The Sheepeater were potentially subject to misidentification by the 1860s and 1870s, with the Cook-Folsom expedition and the Raynolds expedition describing horse-mounted Bannock-speaking Indians as Sheepeaters.

In 1870, Wind River Indian Reservation agent G.W. Fleming stated that Chief Washakie allowed a band of "Toorooreka" Sheepeaters to share in the annual annuity. This likely represents the period when the Wyoming Tukudika merged with the Washakie band of the Eastern Shoshone to reside on the Wind River Indian Reservation. Later anthropologists Are Hultkrantz and Demetri Shimkin reported that members of the Tukudika formed an enclave within the Trout Creek area near Fort Washakie.

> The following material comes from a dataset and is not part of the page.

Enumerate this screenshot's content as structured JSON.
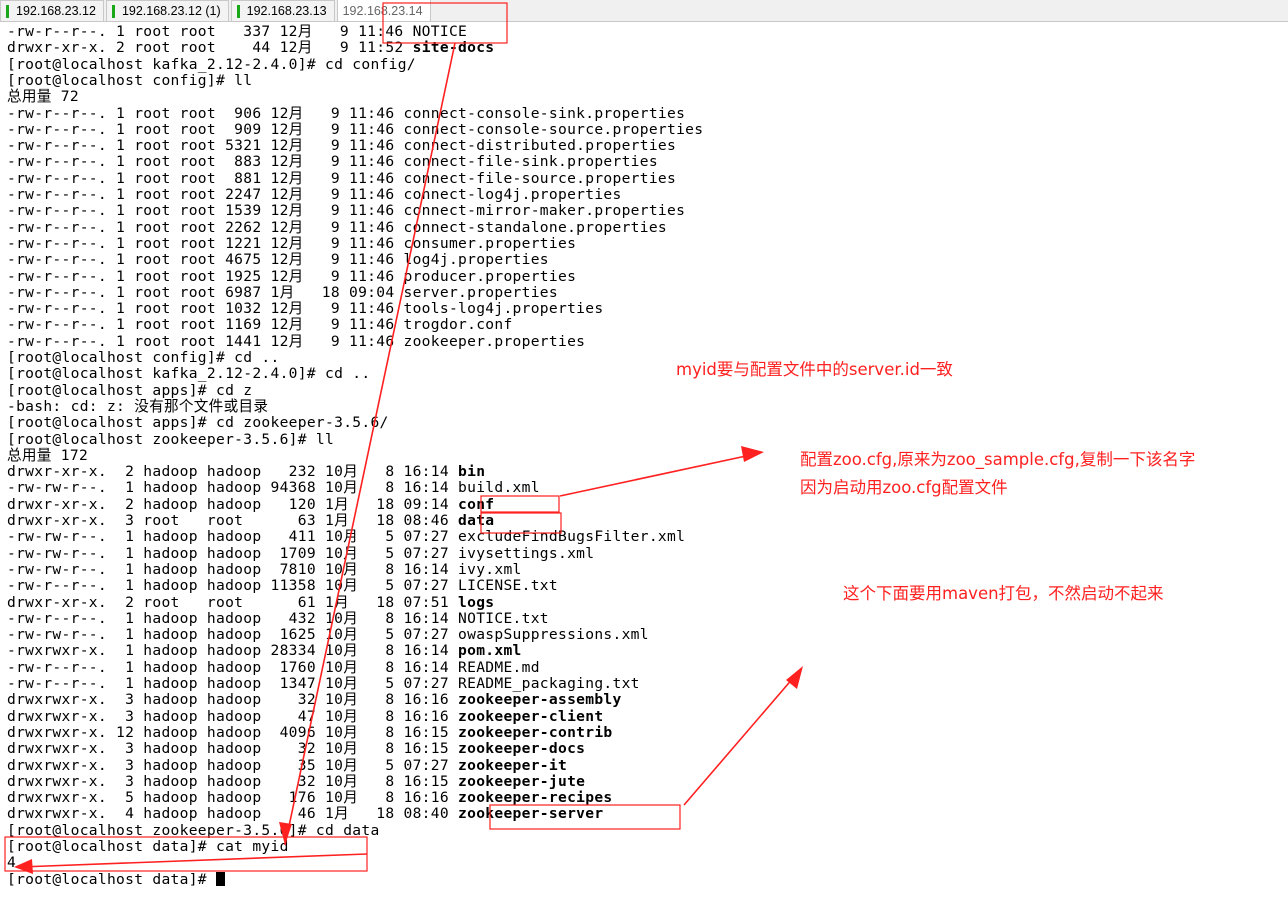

Early Yellowstone National Park Superintendent Norris claimed that the Sheepeater were the only year-round residents of Yellowstone National Park. Writer Susan Hughes doubts that the Sheepeaters could have live year-round in the park due to snow levels. She also points out to the fact that Jones expedition guide Togote, a Tukudika who is namesake of Togwotee Pass, was only familiar with the southern portion of Yellowstone Park, as evidence that Sheepeaters didn't live year-round in Yellowstone. However, archaeological studies have shown that the Tukudika alternated between living in wickiups in the summer and rock caves in the winter; both types of dwelling have been documented within Yellowstone.

Since Tukudika were aware migratory patterns of deer and elk and bighorn sheep, they likely migrated out of high elevations to spend winter at the mouth of mountain canyons where they spill out to the plains, or in the basins themselves. Some big game wintering areas, such as Sunlight Basin and the upper Wind River Valley, are nearly snow-free in winter. Other recent excavations have suggested that certain snow-free areas within the Wind River Range may have been used by Indians in mid-winter for up to 12,000 years.

==Technology==
The Tukudika are known for three innovations: the steatite or soapstone cooking pot, the corral trap for hunting bighorn sheep, and the sheep horn bow.

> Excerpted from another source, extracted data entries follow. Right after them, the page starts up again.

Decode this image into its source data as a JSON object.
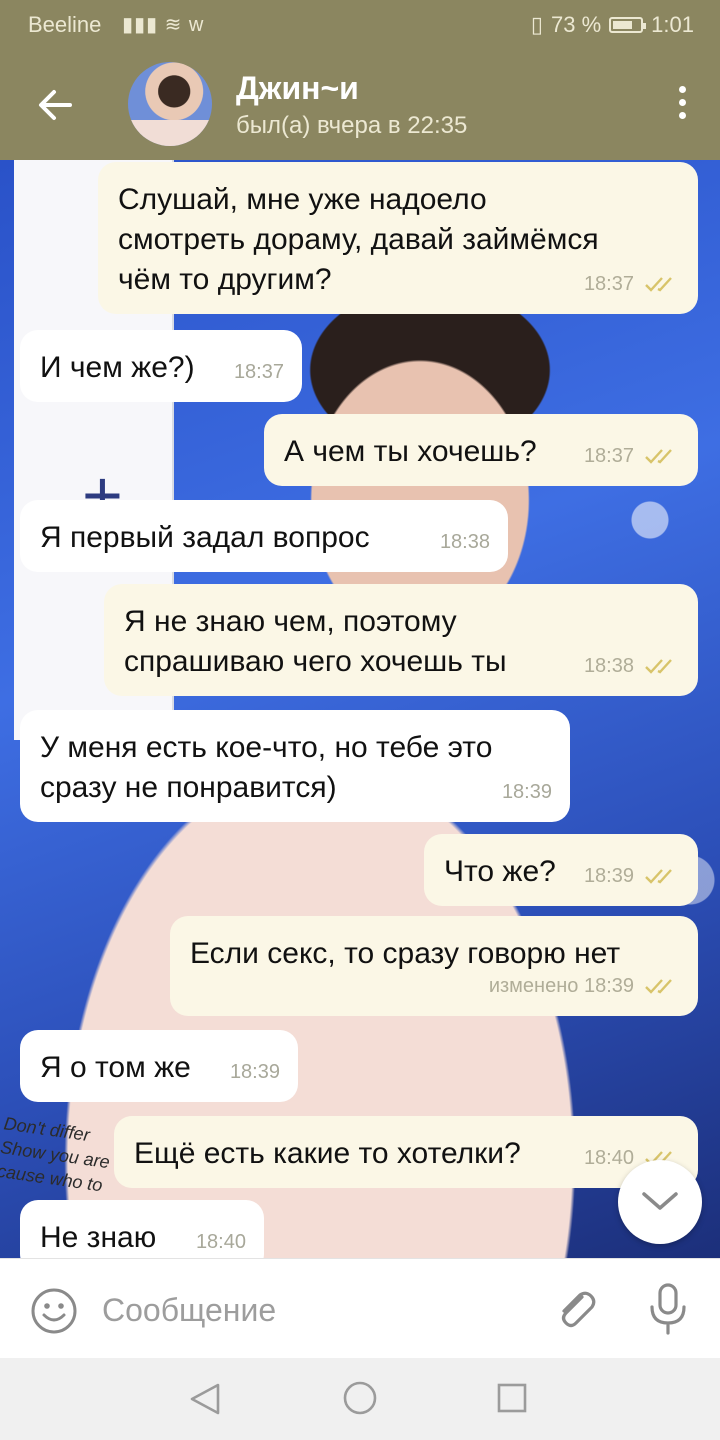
{
  "status_bar": {
    "carrier": "Beeline",
    "signal_extra": "᯾ ᯤ",
    "battery_text": "73 %",
    "battery_level": 0.73,
    "time": "1:01"
  },
  "header": {
    "title": "Джин~и",
    "subtitle": "был(а) вчера в 22:35"
  },
  "messages": [
    {
      "dir": "out",
      "text": "Слушай, мне уже надоело\nсмотреть дораму, давай займёмся\nчём то другим?",
      "time": "18:37"
    },
    {
      "dir": "in",
      "text": "И чем же?)",
      "time": "18:37"
    },
    {
      "dir": "out",
      "text": "А чем ты хочешь?",
      "time": "18:37"
    },
    {
      "dir": "in",
      "text": "Я первый задал вопрос",
      "time": "18:38"
    },
    {
      "dir": "out",
      "text": "Я не знаю чем, поэтому\nспрашиваю чего хочешь ты",
      "time": "18:38"
    },
    {
      "dir": "in",
      "text": "У меня есть кое-что, но тебе это\nсразу не понравится)",
      "time": "18:39"
    },
    {
      "dir": "out",
      "text": "Что же?",
      "time": "18:39"
    },
    {
      "dir": "out",
      "text": "Если секс, то сразу говорю нет",
      "time": "изменено 18:39"
    },
    {
      "dir": "in",
      "text": "Я о том же",
      "time": "18:39"
    },
    {
      "dir": "out",
      "text": "Ещё есть какие то хотелки?",
      "time": "18:40"
    },
    {
      "dir": "in",
      "text": "Не знаю",
      "time": "18:40"
    }
  ],
  "input": {
    "placeholder": "Сообщение"
  },
  "wall_text": "Don't differ\nShow you are\ncause who to",
  "colors": {
    "header_bg": "#8b8660",
    "outgoing_bubble": "#fbf7e6",
    "incoming_bubble": "#ffffff",
    "read_check": "#d8c46a"
  },
  "icons": [
    "back-arrow-icon",
    "menu-dots-icon",
    "double-check-icon",
    "chevron-down-icon",
    "emoji-icon",
    "attach-icon",
    "mic-icon",
    "nav-back-icon",
    "nav-home-icon",
    "nav-recent-icon"
  ]
}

In the Wind River Range and Absaroka Ranges of Wyoming, Tukudika used a cooking pot carved out of soft soapstone. The pot could hold up to a gallon, and be placed directly in the fire. Because of the high-specific heat of soapstone, the pot could be pulled out of the fire and maintain boiling temperatures for some time. Tukudika quarries of soap stone were found in the Wind River Range.

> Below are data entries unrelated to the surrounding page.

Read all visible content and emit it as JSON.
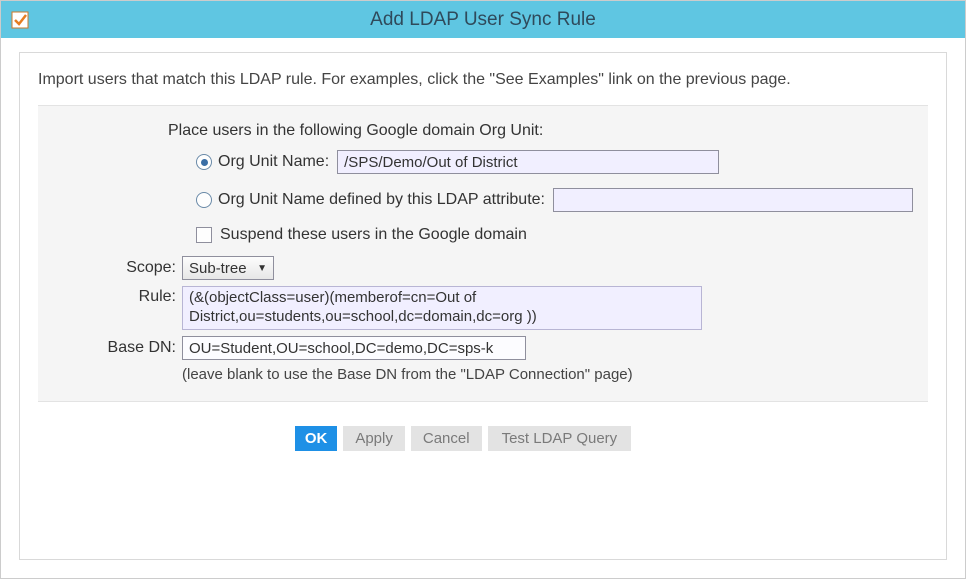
{
  "window": {
    "title": "Add LDAP User Sync Rule"
  },
  "intro": "Import users that match this LDAP rule.  For examples, click the \"See Examples\" link on the previous page.",
  "section_label": "Place users in the following Google domain Org Unit:",
  "radios": {
    "ou_name": {
      "label": "Org Unit Name:",
      "value": "/SPS/Demo/Out of District",
      "checked": true
    },
    "ldap_attr": {
      "label": "Org Unit Name defined by this LDAP attribute:",
      "value": "",
      "checked": false
    }
  },
  "suspend": {
    "label": "Suspend these users in the Google domain",
    "checked": false
  },
  "fields": {
    "scope": {
      "label": "Scope:",
      "value": "Sub-tree"
    },
    "rule": {
      "label": "Rule:",
      "value": "(&(objectClass=user)(memberof=cn=Out of District,ou=students,ou=school,dc=domain,dc=org ))"
    },
    "basedn": {
      "label": "Base DN:",
      "value": "OU=Student,OU=school,DC=demo,DC=sps-k",
      "hint": "(leave blank to use the Base DN from the \"LDAP Connection\" page)"
    }
  },
  "buttons": {
    "ok": "OK",
    "apply": "Apply",
    "cancel": "Cancel",
    "test": "Test LDAP Query"
  }
}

Bighorn sheep corral traps relied on a deep understanding of bighorn sheep behavior. The Tukudika built traps in the Wind River Range and the Abaroka Range which were shaped in spirals (shaped something like a bighorn sheep horn) with the opening to the trap facing downhill. The traps were located on slopes near bighorn sheep summer range. Hunters would approach the sheep from above, then spook the animals downhill. Since sheep have an instinct to find security at high ground, the sheep would run downhill, then traverse the slope, before running uphill again. With luck, this movement of the animals would direct them straight into the mouth of a corral trap, usually constructed out of logs. The hunters would then spook the animals further into the narrowing part of the spiral trap, with the assistance of a ceremonial leader stationed in a pod along one of the corral walls. At the end of the trap, the sheep would run up a ramp into an elevated cattle-guard-like trap, with widely spaced timbers. They would fall off the timbers, with their feet hanging into air. Thus immobilized, the hunters would kill the sheep with clubs, spears, or projectiles. Some of these traps were used through the 1800s, with the remains still visible in the late 20th century. Tukudika also hunted sheep by driving them into deep drifts of spring snow.

Shoshones in bighorn sheep habitat manufactured the sheephorn bow over a period of two to three months by boiling and straightening the spiral horn of the bighorn sheep. In geothermal areas, hot springs may have served to heat the horn. The horn would be shaped over time and backed with sinew. When completed, this bow was shorter but also much more powerful than bows made out of wood, boasting a pull strength of up to 70 pounds. Horn bows fetched a high price in trade value of five to ten horses. The bow is one of the most powerful bows created by indigenous people in North America.